Ce projet/programme initié par Ferhat Mehenni, dont la photo a orné la plupart des banderoles à Tizi Wezzu, Vgayet et ailleurs sur le territoire kabyle.
Qui dit mieux ! Qui fait mieux ! Qui prouve mieux !

Autour du drapeau national kabyle, des milliers de femmes et d’hommes ont apporté, pacifiquement, leur soutien à un processus identitaire de caractère révolutionnaire, parce qu’il est UNIQUE depuis plus de trois siècles dans l’histoire mouvementée de la Kabylie.

Nous sommes Kabyles. Nous parlons Kabyle. Nous nous habillons en Kabyle. Notre hymne national est Kabyle. Notre drapeau est Kabyle. Notre Histoire est Kabyle.

Ce n’est pas du « racisme » ou de la « haine », comme l’écrivent certains journalistes encartés avec les décideurs, mais une DIFFÉRENCE VISIBLE à tous les niveaux du citoyen Kabyle, même quand il vit en dehors de son territoire.

Les slogans, en faveur de l’indépendance Kabyle, signent un accompagnement majoritaire pour le Projet pour l’Indépendance de la Kabylie.

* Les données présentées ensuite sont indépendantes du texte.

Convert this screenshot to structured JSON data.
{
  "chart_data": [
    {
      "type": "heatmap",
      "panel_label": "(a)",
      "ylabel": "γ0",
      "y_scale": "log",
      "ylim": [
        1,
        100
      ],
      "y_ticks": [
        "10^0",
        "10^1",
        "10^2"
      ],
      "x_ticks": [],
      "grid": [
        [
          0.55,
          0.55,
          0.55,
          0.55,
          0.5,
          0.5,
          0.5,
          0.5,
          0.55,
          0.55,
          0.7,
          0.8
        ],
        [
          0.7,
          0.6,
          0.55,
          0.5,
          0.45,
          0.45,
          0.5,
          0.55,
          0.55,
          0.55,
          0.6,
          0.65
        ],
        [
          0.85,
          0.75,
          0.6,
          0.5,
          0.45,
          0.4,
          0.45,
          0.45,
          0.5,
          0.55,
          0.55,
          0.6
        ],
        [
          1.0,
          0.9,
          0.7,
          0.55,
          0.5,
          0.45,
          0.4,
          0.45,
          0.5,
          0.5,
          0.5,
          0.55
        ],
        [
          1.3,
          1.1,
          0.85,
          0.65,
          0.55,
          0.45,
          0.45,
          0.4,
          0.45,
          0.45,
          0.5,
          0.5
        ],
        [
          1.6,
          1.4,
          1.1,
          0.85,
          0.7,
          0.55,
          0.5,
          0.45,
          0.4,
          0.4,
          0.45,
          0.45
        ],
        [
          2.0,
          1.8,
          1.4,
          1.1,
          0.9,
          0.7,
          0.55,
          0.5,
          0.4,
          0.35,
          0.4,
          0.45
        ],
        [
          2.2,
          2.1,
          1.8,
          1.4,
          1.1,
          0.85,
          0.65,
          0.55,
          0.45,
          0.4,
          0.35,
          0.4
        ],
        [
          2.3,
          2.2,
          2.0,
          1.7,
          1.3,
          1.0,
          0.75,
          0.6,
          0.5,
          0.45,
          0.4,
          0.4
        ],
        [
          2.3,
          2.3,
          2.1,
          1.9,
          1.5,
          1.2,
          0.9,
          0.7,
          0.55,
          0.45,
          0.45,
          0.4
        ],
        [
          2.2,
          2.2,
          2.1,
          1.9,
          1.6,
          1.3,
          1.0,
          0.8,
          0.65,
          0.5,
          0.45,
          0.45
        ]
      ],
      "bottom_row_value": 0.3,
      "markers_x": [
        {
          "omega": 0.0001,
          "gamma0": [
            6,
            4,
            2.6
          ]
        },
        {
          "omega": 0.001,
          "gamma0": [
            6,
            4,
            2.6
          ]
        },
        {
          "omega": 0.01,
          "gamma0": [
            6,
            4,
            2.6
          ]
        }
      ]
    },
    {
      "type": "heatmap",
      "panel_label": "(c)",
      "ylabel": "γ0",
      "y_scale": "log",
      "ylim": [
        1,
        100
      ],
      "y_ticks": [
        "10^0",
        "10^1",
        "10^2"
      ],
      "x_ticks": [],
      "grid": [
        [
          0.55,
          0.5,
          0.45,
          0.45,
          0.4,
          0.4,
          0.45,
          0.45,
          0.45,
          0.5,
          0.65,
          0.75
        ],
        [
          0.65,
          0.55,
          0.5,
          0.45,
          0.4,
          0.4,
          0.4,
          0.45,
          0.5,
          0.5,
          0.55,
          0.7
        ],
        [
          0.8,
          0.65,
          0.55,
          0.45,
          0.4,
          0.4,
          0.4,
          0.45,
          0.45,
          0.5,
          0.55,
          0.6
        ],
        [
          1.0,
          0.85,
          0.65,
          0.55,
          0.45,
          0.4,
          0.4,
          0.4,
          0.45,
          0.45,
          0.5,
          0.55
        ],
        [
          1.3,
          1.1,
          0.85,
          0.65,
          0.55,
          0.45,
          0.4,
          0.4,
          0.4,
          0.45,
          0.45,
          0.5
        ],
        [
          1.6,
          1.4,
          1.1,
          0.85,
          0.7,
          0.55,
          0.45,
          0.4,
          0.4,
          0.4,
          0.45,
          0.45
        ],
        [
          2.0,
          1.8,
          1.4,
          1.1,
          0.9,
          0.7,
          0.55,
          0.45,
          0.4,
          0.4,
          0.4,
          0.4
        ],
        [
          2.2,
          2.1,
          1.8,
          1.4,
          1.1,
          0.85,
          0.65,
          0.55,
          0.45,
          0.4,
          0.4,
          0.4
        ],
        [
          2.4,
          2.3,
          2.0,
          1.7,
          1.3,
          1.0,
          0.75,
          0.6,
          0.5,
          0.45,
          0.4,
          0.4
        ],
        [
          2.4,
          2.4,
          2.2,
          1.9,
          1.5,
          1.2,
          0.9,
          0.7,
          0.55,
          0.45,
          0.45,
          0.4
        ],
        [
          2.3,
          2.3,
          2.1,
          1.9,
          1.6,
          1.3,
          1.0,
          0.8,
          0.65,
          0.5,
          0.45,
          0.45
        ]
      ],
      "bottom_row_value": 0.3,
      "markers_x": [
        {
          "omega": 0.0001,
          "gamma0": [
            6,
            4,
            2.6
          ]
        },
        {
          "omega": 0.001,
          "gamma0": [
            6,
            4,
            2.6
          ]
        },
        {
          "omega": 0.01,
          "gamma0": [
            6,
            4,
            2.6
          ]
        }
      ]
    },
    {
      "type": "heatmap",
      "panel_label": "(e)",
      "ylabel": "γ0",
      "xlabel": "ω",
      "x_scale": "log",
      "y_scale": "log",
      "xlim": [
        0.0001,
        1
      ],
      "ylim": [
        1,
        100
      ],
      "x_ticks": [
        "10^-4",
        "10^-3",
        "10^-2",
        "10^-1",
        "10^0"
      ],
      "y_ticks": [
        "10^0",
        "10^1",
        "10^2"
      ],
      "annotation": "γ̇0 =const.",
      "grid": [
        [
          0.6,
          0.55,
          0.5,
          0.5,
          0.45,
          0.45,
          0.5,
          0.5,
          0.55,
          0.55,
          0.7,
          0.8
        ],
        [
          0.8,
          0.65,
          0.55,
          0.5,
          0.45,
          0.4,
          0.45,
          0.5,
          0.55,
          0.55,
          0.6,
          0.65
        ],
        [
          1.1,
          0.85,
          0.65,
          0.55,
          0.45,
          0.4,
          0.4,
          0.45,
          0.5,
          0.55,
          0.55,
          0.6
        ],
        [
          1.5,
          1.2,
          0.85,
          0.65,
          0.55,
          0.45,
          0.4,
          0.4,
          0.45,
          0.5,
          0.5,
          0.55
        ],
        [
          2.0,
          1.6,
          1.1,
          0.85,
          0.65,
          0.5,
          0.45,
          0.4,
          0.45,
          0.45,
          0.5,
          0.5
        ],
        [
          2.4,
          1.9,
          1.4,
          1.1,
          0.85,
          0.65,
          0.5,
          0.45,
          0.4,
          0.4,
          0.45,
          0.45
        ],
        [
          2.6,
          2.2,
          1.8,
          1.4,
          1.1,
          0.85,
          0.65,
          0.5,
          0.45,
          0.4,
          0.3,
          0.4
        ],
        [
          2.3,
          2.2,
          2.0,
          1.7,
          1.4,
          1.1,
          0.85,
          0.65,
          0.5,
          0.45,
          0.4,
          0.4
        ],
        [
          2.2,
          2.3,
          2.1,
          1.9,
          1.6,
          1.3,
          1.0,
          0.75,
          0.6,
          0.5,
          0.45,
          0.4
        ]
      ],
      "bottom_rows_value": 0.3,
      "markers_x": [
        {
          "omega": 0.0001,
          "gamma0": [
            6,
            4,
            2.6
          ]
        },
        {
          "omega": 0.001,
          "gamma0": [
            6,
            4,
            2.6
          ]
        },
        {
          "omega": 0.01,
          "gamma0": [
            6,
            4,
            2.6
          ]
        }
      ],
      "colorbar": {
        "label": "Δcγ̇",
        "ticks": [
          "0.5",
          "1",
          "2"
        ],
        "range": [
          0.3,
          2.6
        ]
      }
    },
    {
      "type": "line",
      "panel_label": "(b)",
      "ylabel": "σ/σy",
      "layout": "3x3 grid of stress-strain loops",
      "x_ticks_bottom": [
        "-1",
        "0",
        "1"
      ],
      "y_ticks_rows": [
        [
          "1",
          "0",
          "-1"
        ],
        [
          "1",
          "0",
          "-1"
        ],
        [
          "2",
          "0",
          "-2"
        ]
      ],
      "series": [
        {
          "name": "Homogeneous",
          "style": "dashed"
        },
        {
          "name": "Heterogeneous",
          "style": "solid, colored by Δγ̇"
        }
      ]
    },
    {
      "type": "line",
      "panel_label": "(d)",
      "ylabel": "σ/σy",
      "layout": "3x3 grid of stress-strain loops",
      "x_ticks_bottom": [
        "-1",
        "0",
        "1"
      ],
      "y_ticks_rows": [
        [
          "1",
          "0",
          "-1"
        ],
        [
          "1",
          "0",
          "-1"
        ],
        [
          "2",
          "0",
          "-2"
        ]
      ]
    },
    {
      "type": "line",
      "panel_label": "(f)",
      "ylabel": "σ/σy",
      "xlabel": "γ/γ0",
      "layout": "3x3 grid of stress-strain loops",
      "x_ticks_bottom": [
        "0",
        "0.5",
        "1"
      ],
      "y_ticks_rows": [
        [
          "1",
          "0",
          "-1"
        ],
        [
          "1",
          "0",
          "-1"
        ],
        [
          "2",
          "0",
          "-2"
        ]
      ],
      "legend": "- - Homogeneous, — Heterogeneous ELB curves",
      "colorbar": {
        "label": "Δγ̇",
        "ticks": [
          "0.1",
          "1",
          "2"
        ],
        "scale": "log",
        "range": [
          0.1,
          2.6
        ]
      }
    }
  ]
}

Cet engagement politique l’est davantage quand les mots encadrent le portrait de Ferhat Mehenni : un processus de ce genre appelé à bouleverser toutes les données politiques, historiques et sociologiques de la région, définie par le passé comme la Numidie.

Aussi, ce mouvement aura besoin d’une organisation de type vertical et d’un chef. Cette conception de pouvoirs ne peut être révisée qu’à l’avènement d’une République Kabyle, pour se permettre d’assurer un élargissement conséquent des aspirations démocratiques d’une population enfin maîtresse de son destin.

Ce sont ces impératifs historiques qui fixent ces conditions, y compris dans la mise sur pied d’un parlement national Kabyle.

L’actualité nous montre que toute réflexion, tout débat sur l’autonomie, ne sont que l’expression de ceux qui rêvent de rattraper le train indépendantiste, pour le…ralentir!
Cette catégorie de personnes ne fait que patiner.

Il est clair que le pouvoir d’Alger continuera d’utiliser tous les moyens pour essayer de bloquer un processus, dont la finalité lui échappe : une Kabylie indépendante et rien d’autre.
Hélas pour lui : le peuple Kabyle s’est exprimé clairement en ce jour de Yennayer.

Les relais du système mobilisés par lui, ne peuvent, non plus, modifier la dynamique du terrain où femmes, hommes, enfants, signent leur différence et renouvellent leur adhésion, il faut le souligner, à Ferhat Mehenni.

N’en déplaise à quelques mauvaises têtes qui remplissent les pages blanches d’articles diffamatoires ou jouent aux indifférents, parce qu’ils sont dépassés par leur problème d’ego.

La Révolution identitaire Kabyle, initiée par Ferhat Mehenni, concerne tout homme et toute femme Kabyles, habitant ou pas la Kabylie, même s’ils n’adhèrent pas organiquement à la mouvance souverainiste.
La raison est simple : il s’agit d’une question de Renaissance, voire de survie d’un peuple écrasé par un système qui tente de le dépouiller de son histoire, de sa langue, de son intelligence.

Nous nous sentons Kabyles, en aucun cas algériens.

Pour ce faire, cette Révolution dont il est question ici, doit être pratiquée sur nous-mêmes, pour mettre fin à tous les modèles de comportement, de réflexion, de raisonnement, dont nous avons hérité.